# Generate z datasets

## Import dependencies

In [1]:
# Ignore a bunch of deprecation warnings
import warnings
warnings.filterwarnings("ignore")
import tensorflow.compat.v2 as tf
import tensorflow_datasets as tfds 
import ddsp
import utils
import os
import gin
import pickle
import matplotlib
import IPython.display as ipd
import numpy as np
import soundfile as sf 
import matplotlib.pyplot as plt
import scipy as sp
import librosa
import librosa.display
 
%matplotlib inline
sample_rate = 16000



## Setting the path of audios and model

### Model path with z encoder

In [2]:
# model folder direction 
model_dir_z = 'Pretrained_Models_for_T2/piano_ae'
model_name = os.path.basename(model_dir_z)
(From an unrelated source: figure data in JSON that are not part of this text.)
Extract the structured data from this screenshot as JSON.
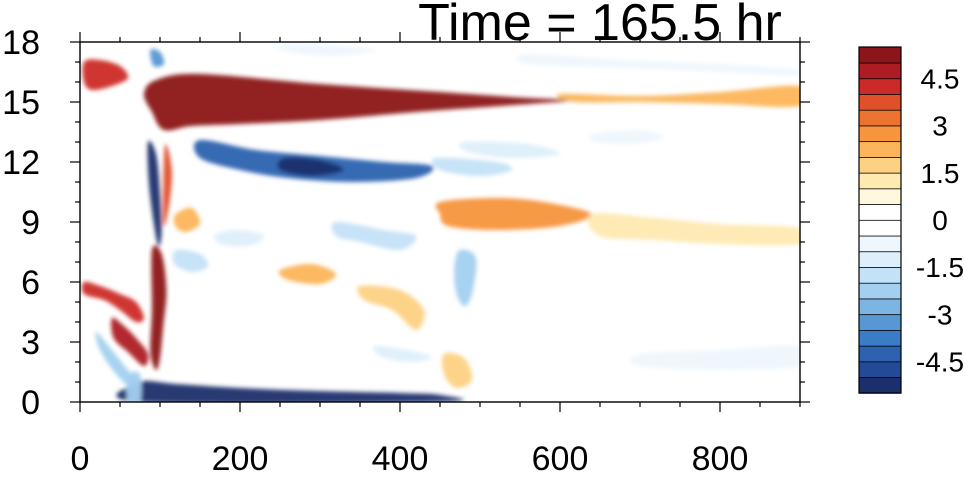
{
  "chart_data": {
    "type": "heatmap",
    "title": "Time = 165.5 hr",
    "xlabel": "",
    "ylabel": "",
    "x_ticks": [
      0,
      200,
      400,
      600,
      800
    ],
    "y_ticks": [
      0,
      3,
      6,
      9,
      12,
      15,
      18
    ],
    "xlim": [
      0,
      900
    ],
    "ylim": [
      0,
      18
    ],
    "colorbar": {
      "placement": "right",
      "levels": [
        -5.5,
        -5,
        -4.5,
        -4,
        -3.5,
        -3,
        -2.5,
        -2,
        -1.5,
        -1,
        -0.5,
        0,
        0.5,
        1,
        1.5,
        2,
        2.5,
        3,
        3.5,
        4,
        4.5,
        5,
        5.5
      ],
      "colors": [
        "#1a2f6b",
        "#224a96",
        "#2c62b0",
        "#3a7cc5",
        "#5697d4",
        "#7cb4e3",
        "#a3d0f0",
        "#c4e2f7",
        "#ddeffb",
        "#eef7fd",
        "#ffffff",
        "#ffffff",
        "#fff8dc",
        "#fee9b0",
        "#fdd184",
        "#fcb55a",
        "#f7953c",
        "#ed7430",
        "#e0502a",
        "#cc2a26",
        "#ad1c22",
        "#8c1519"
      ],
      "tick_labels": [
        "4.5",
        "3",
        "1.5",
        "0",
        "-1.5",
        "-3",
        "-4.5"
      ],
      "tick_values": [
        4.5,
        3,
        1.5,
        0,
        -1.5,
        -3,
        -4.5
      ]
    },
    "features": [
      {
        "value": 5.5,
        "points": [
          [
            80,
            15.4
          ],
          [
            95,
            16.1
          ],
          [
            150,
            16.4
          ],
          [
            300,
            15.9
          ],
          [
            450,
            15.5
          ],
          [
            560,
            15.2
          ],
          [
            620,
            15.1
          ],
          [
            560,
            14.9
          ],
          [
            420,
            14.5
          ],
          [
            300,
            14.1
          ],
          [
            200,
            13.9
          ],
          [
            140,
            13.8
          ],
          [
            105,
            13.6
          ],
          [
            90,
            14.5
          ]
        ]
      },
      {
        "value": 2.0,
        "points": [
          [
            600,
            15.4
          ],
          [
            700,
            15.3
          ],
          [
            800,
            15.5
          ],
          [
            900,
            15.8
          ],
          [
            900,
            14.8
          ],
          [
            800,
            14.9
          ],
          [
            700,
            15.0
          ],
          [
            620,
            15.0
          ]
        ]
      },
      {
        "value": -4.5,
        "points": [
          [
            150,
            13.1
          ],
          [
            220,
            12.6
          ],
          [
            300,
            12.3
          ],
          [
            380,
            12.0
          ],
          [
            440,
            11.8
          ],
          [
            420,
            11.2
          ],
          [
            340,
            11.0
          ],
          [
            260,
            11.2
          ],
          [
            200,
            11.6
          ],
          [
            150,
            12.2
          ]
        ]
      },
      {
        "value": -5.5,
        "points": [
          [
            255,
            12.2
          ],
          [
            300,
            12.1
          ],
          [
            330,
            11.6
          ],
          [
            290,
            11.3
          ],
          [
            250,
            11.6
          ]
        ]
      },
      {
        "value": -2.0,
        "points": [
          [
            445,
            12.2
          ],
          [
            520,
            12.0
          ],
          [
            540,
            11.6
          ],
          [
            500,
            11.3
          ],
          [
            450,
            11.6
          ]
        ]
      },
      {
        "value": -5.5,
        "points": [
          [
            85,
            13.0
          ],
          [
            95,
            12.4
          ],
          [
            100,
            10.5
          ],
          [
            102,
            8.5
          ],
          [
            98,
            7.8
          ],
          [
            92,
            9.0
          ],
          [
            86,
            11.0
          ]
        ]
      },
      {
        "value": 5.0,
        "points": [
          [
            90,
            7.6
          ],
          [
            102,
            7.4
          ],
          [
            108,
            5.6
          ],
          [
            104,
            3.8
          ],
          [
            100,
            2.2
          ],
          [
            95,
            1.6
          ],
          [
            88,
            2.5
          ],
          [
            90,
            4.6
          ]
        ]
      },
      {
        "value": 3.5,
        "points": [
          [
            106,
            12.8
          ],
          [
            115,
            11.5
          ],
          [
            110,
            9.5
          ],
          [
            104,
            9.0
          ]
        ]
      },
      {
        "value": 4.0,
        "points": [
          [
            5,
            17.0
          ],
          [
            25,
            17.1
          ],
          [
            50,
            16.8
          ],
          [
            60,
            16.2
          ],
          [
            40,
            15.8
          ],
          [
            15,
            15.6
          ],
          [
            5,
            16.0
          ]
        ]
      },
      {
        "value": -3.5,
        "points": [
          [
            88,
            17.6
          ],
          [
            100,
            17.5
          ],
          [
            105,
            16.9
          ],
          [
            92,
            16.8
          ]
        ]
      },
      {
        "value": 4.0,
        "points": [
          [
            5,
            6.0
          ],
          [
            25,
            5.8
          ],
          [
            50,
            5.4
          ],
          [
            70,
            5.0
          ],
          [
            80,
            4.2
          ],
          [
            70,
            4.0
          ],
          [
            50,
            4.6
          ],
          [
            30,
            5.1
          ],
          [
            5,
            5.4
          ]
        ]
      },
      {
        "value": 4.5,
        "points": [
          [
            40,
            4.2
          ],
          [
            55,
            3.8
          ],
          [
            70,
            3.2
          ],
          [
            85,
            2.4
          ],
          [
            80,
            1.8
          ],
          [
            60,
            2.5
          ],
          [
            42,
            3.2
          ]
        ]
      },
      {
        "value": -2.5,
        "points": [
          [
            20,
            3.5
          ],
          [
            40,
            2.6
          ],
          [
            60,
            1.6
          ],
          [
            80,
            0.8
          ],
          [
            70,
            0.5
          ],
          [
            45,
            1.4
          ],
          [
            25,
            2.6
          ]
        ]
      },
      {
        "value": -5.5,
        "points": [
          [
            75,
            1.0
          ],
          [
            120,
            0.9
          ],
          [
            200,
            0.7
          ],
          [
            300,
            0.55
          ],
          [
            400,
            0.45
          ],
          [
            450,
            0.35
          ],
          [
            450,
            0.0
          ],
          [
            75,
            0.0
          ]
        ]
      },
      {
        "value": -2.5,
        "points": [
          [
            60,
            1.3
          ],
          [
            75,
            1.4
          ],
          [
            75,
            0.0
          ],
          [
            60,
            0.0
          ]
        ]
      },
      {
        "value": 2.5,
        "points": [
          [
            450,
            10.0
          ],
          [
            520,
            10.2
          ],
          [
            580,
            10.0
          ],
          [
            640,
            9.4
          ],
          [
            600,
            8.8
          ],
          [
            520,
            8.6
          ],
          [
            460,
            8.8
          ],
          [
            450,
            9.4
          ]
        ]
      },
      {
        "value": 1.0,
        "points": [
          [
            640,
            9.4
          ],
          [
            720,
            9.2
          ],
          [
            800,
            8.9
          ],
          [
            900,
            8.7
          ],
          [
            900,
            7.9
          ],
          [
            800,
            7.9
          ],
          [
            720,
            8.1
          ],
          [
            650,
            8.3
          ]
        ]
      },
      {
        "value": -2.0,
        "points": [
          [
            320,
            9.0
          ],
          [
            380,
            8.6
          ],
          [
            420,
            8.3
          ],
          [
            400,
            7.6
          ],
          [
            350,
            8.0
          ],
          [
            320,
            8.3
          ]
        ]
      },
      {
        "value": -2.5,
        "points": [
          [
            475,
            7.6
          ],
          [
            495,
            7.2
          ],
          [
            490,
            5.4
          ],
          [
            480,
            4.8
          ],
          [
            470,
            5.5
          ],
          [
            468,
            6.8
          ]
        ]
      },
      {
        "value": -1.5,
        "points": [
          [
            170,
            8.4
          ],
          [
            200,
            8.6
          ],
          [
            230,
            8.3
          ],
          [
            210,
            7.8
          ],
          [
            175,
            7.9
          ]
        ]
      },
      {
        "value": -1.0,
        "points": [
          [
            560,
            17.4
          ],
          [
            680,
            17.1
          ],
          [
            800,
            16.9
          ],
          [
            900,
            16.6
          ],
          [
            900,
            16.3
          ],
          [
            800,
            16.5
          ],
          [
            680,
            16.7
          ],
          [
            560,
            16.9
          ]
        ]
      },
      {
        "value": -1.0,
        "points": [
          [
            640,
            13.4
          ],
          [
            700,
            13.6
          ],
          [
            730,
            13.2
          ],
          [
            690,
            12.9
          ],
          [
            645,
            13.0
          ]
        ]
      },
      {
        "value": 2.0,
        "points": [
          [
            250,
            6.6
          ],
          [
            290,
            6.9
          ],
          [
            320,
            6.4
          ],
          [
            300,
            5.9
          ],
          [
            260,
            6.1
          ]
        ]
      },
      {
        "value": 1.5,
        "points": [
          [
            350,
            5.8
          ],
          [
            400,
            5.6
          ],
          [
            430,
            4.6
          ],
          [
            420,
            3.6
          ],
          [
            390,
            4.6
          ],
          [
            355,
            5.1
          ]
        ]
      },
      {
        "value": 1.5,
        "points": [
          [
            455,
            2.4
          ],
          [
            480,
            2.2
          ],
          [
            490,
            1.1
          ],
          [
            470,
            0.7
          ],
          [
            455,
            1.4
          ]
        ]
      },
      {
        "value": -1.5,
        "points": [
          [
            370,
            2.8
          ],
          [
            420,
            2.5
          ],
          [
            440,
            2.2
          ],
          [
            410,
            2.0
          ],
          [
            375,
            2.3
          ]
        ]
      },
      {
        "value": -1.0,
        "points": [
          [
            700,
            2.4
          ],
          [
            800,
            2.6
          ],
          [
            900,
            2.8
          ],
          [
            900,
            1.8
          ],
          [
            800,
            1.6
          ],
          [
            700,
            1.8
          ]
        ]
      },
      {
        "value": -2.0,
        "points": [
          [
            120,
            7.6
          ],
          [
            150,
            7.4
          ],
          [
            160,
            6.8
          ],
          [
            140,
            6.5
          ],
          [
            118,
            6.9
          ]
        ]
      },
      {
        "value": 2.0,
        "points": [
          [
            120,
            9.4
          ],
          [
            140,
            9.7
          ],
          [
            150,
            8.9
          ],
          [
            130,
            8.5
          ],
          [
            118,
            8.9
          ]
        ]
      },
      {
        "value": -1.0,
        "points": [
          [
            250,
            17.9
          ],
          [
            330,
            17.8
          ],
          [
            370,
            17.6
          ],
          [
            320,
            17.3
          ],
          [
            260,
            17.5
          ]
        ]
      },
      {
        "value": -1.5,
        "points": [
          [
            480,
            13.0
          ],
          [
            560,
            12.9
          ],
          [
            600,
            12.4
          ],
          [
            540,
            12.2
          ],
          [
            485,
            12.5
          ]
        ]
      }
    ]
  }
}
# dataset_statistics.pkl in .model folder
dataset_stats_file_z = os.path.join(model_dir_z, 'dataset_statistics.pkl')

# operative_config-0.gin in model folder
gin_file_z = os.path.join(model_dir_z, 'operative_config-0.gin')

# Assumes only one checkpoint in the folder, 'ckpt-[iter]`.
ckpt_files = [f for f in tf.io.gfile.listdir(model_dir_z) if 'ckpt' in f]
ckpt_name = ckpt_files[0].split('.')[0]
ckpt = os.path.join(model_dir_z, ckpt_name)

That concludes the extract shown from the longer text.